The computing world, and all that goes with it, is about to change. I’m not sure how or when, but I do know why.
Since the dawn of civilization, the computing bottleneck has been the tawdry I/O relationship between disk drives and RAM (random access memory). The emergence of SSDs (solid state drives) loosened but didn't alter this I/O bottleneck. Three advances are conspiring to push the bottleneck right onto the CPU (central processing unit).
First, access rates and networking rates are cresting 25 Gb/s, 58 Gb/s, and on pace to hit 100 Gb/s in a decade near you. Computers can move data onto their disks from remote systems as fast as they can access their own disks. Second, the I/O barrier between disk and RAM is ready to fall, and when it does, the barrier between RAM and cache comes down with it.
Imagine having everything on your disk in RAM, but not merely in RAM, right there at L1 cache. You can get a tidy PC with 64 GBytes of RAM for under $2000, but imagine exabytes of cache. That’s alottabytes, it only takes 5 exabytes to hold all words ever spoken by humans. Consider the graph in Figure 1.
Figure 1 Access time of HDD (hard disk drives), SSD, new superfast storage, RDMA over Converged Ethernet (RoCE), L2 cache, and L1 cache. Graphic courtesy of the Infiniband Trade Association.

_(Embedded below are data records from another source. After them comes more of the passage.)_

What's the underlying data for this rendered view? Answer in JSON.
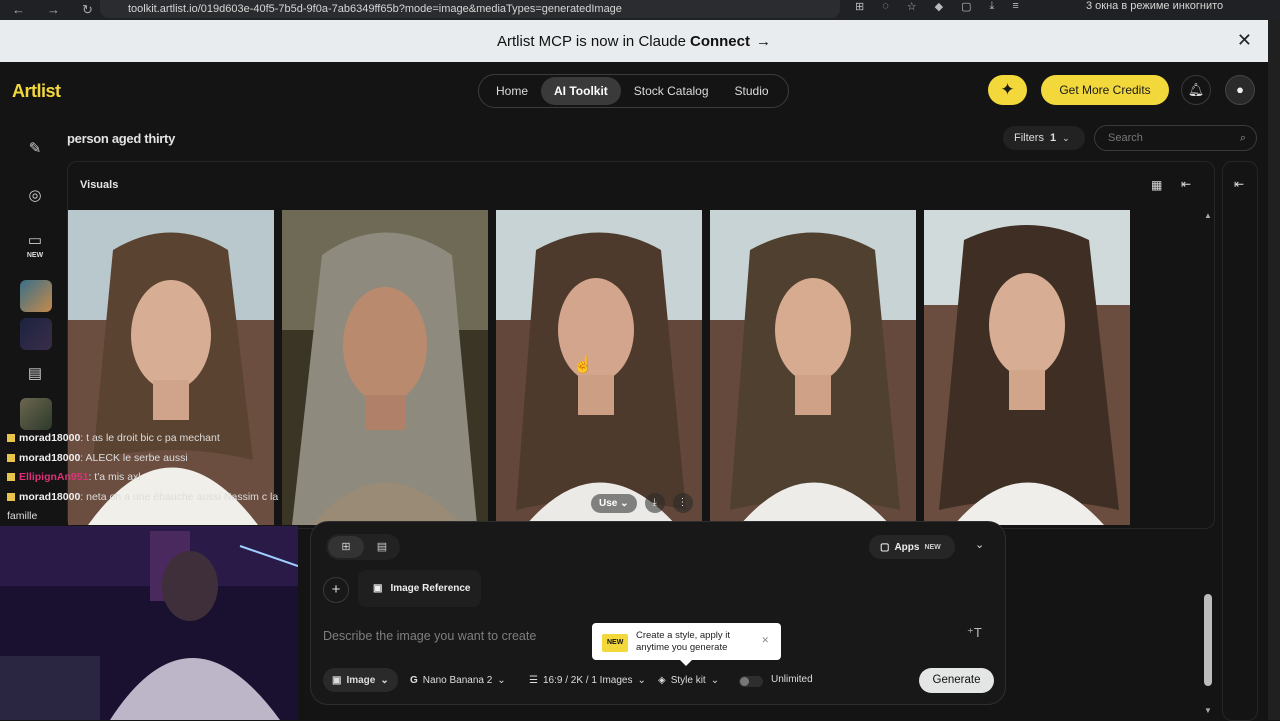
{
  "browser": {
    "url": "toolkit.artlist.io/019d603e-40f5-7b5d-9f0a-7ab6349ff65b?mode=image&mediaTypes=generatedImage",
    "incognito_label": "3 окна в режиме инкогнито"
  },
  "banner": {
    "text": "Artlist MCP is now in Claude",
    "bold": "Connect",
    "arrow": "→"
  },
  "header": {
    "logo": "Artlist",
    "nav": [
      "Home",
      "AI Toolkit",
      "Stock Catalog",
      "Studio"
    ],
    "active_nav": "AI Toolkit",
    "credits_button": "Get More Credits"
  },
  "sidebar": {
    "new_badge": "NEW"
  },
  "search_area": {
    "query": "person aged thirty",
    "filters_label": "Filters",
    "filters_count": "1",
    "search_placeholder": "Search"
  },
  "visuals": {
    "title": "Visuals",
    "use_label": "Use"
  },
  "chat": [
    {
      "user": "morad18000",
      "message": ": t as le droit bic c pa mechant",
      "color": "#f0f0f0"
    },
    {
      "user": "morad18000",
      "message": ": ALECK le serbe aussi",
      "color": "#f0f0f0"
    },
    {
      "user": "EllipignAn951",
      "message": ": t'a mis axl",
      "color": "#e0307a"
    },
    {
      "user": "morad18000",
      "message": ": neta oh a une ébauche aussi Nassim c la",
      "color": "#f0f0f0"
    }
  ],
  "chat_wrap": "famille",
  "composer": {
    "apps_label": "Apps",
    "apps_badge": "NEW",
    "image_reference": "Image Reference",
    "prompt_placeholder": "Describe the image you want to create",
    "tooltip_badge": "NEW",
    "tooltip_text": "Create a style, apply it anytime you generate",
    "mode": "Image",
    "model": "Nano Banana 2",
    "settings": "16:9 / 2K / 1 Images",
    "style": "Style kit",
    "unlimited": "Unlimited",
    "generate": "Generate"
  },
  "colors": {
    "accent": "#f2d83b",
    "background": "#141414",
    "banner": "#e9ecee"
  }
}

Disk access times for hard and solid-state drives are on the left and RAM and cache access times are on the right. Micron's 3D Xpoint NVM (non-volatile memory) technology makes the trend obvious: new data storage technology is working its way toward RAM access times.
The green RoCE (pronounced "Rocky") column is the second piece of the puzzle: connecting many NVM "disks" on a network directly to RAM. (I put "disks" in quotes because a solid-state drive is no more like a spinning disk drive than the keypad on your phone is a "dial.") To be sure, RoCE isn't the only technology that accomplishes this, it's just the one I know about.
RoCE is a compound acronym: RDMA over converged Ethernet, where RDMA stands for remote direct memory access. DMA (direct memory access) has always been built into PCs. It allows internal peripheral components—disk drive controllers, sound, graphics, network cards, etc—to read from and write to system memory without bothering the processor. RDMA generalizes DMA to network adapters so that data can be transferred between applications on different servers without passing through the CPU or the main memory path of TCP/IP (transmission control protocol). That is, RDMA allows the network interface controller (NIC) to access RAM directly, bypassing the operating system and completely removing TCP/IP overhead.
The other key piece to the puzzle is new NVM technology like 3D XPoint, phase-change based solid state NVM developed through a collaboration between Intel and Micron, that will be 1,000 times faster than flash. The idea is to create random access technology in a three-dimensional design with perpendicular wires connecting submicroscopic columns that are 10 times more dense than conventional memory. The XPoint (crosspoint) die (Figure 2) has two layers and a crossbar design. Where NAND data is addressed by multi-kilobyte blocks, 3D XPoint NVM can be addressed byte by byte with latency of 7 µs or less. Since XPoint chips can be mounted on DIMMs, right on the memory bus, they can eliminate the distinction between "disk" and RAM.
Figure 2 The 3D Xpoint design uses stacked dice to increase density.
When 3D XPoint and other new persistent memory technologies (like 3D Super-NOR) merge RAM memory with what we think of as disk storage, everything changes. With RoCE running on the 400 Gbits/s networks that will emerge at the same time that 3D XPoint (and the like) fulfills its promise, the distinction between disk and RAM will evaporate.
Instead of the supply chain: remote disk to local disk to RAM to cache to data processing, we'll have "disk" to data processing. Not only will we render "disk" even more obsolete than "dial," but with the whole world's data effectively in RAM, data processing will be unbound by motherboards and physical location. The distinction between local and cloud computing will disappear, the speed of light will take its rightful place as arbiter of what gets done when, the CPU itself will be the processing bottleneck, and Moore's Law will continue its reign.
—Ransom Stephens is a technologist, science writer, novelist, and Raiders fan, even when his team loses.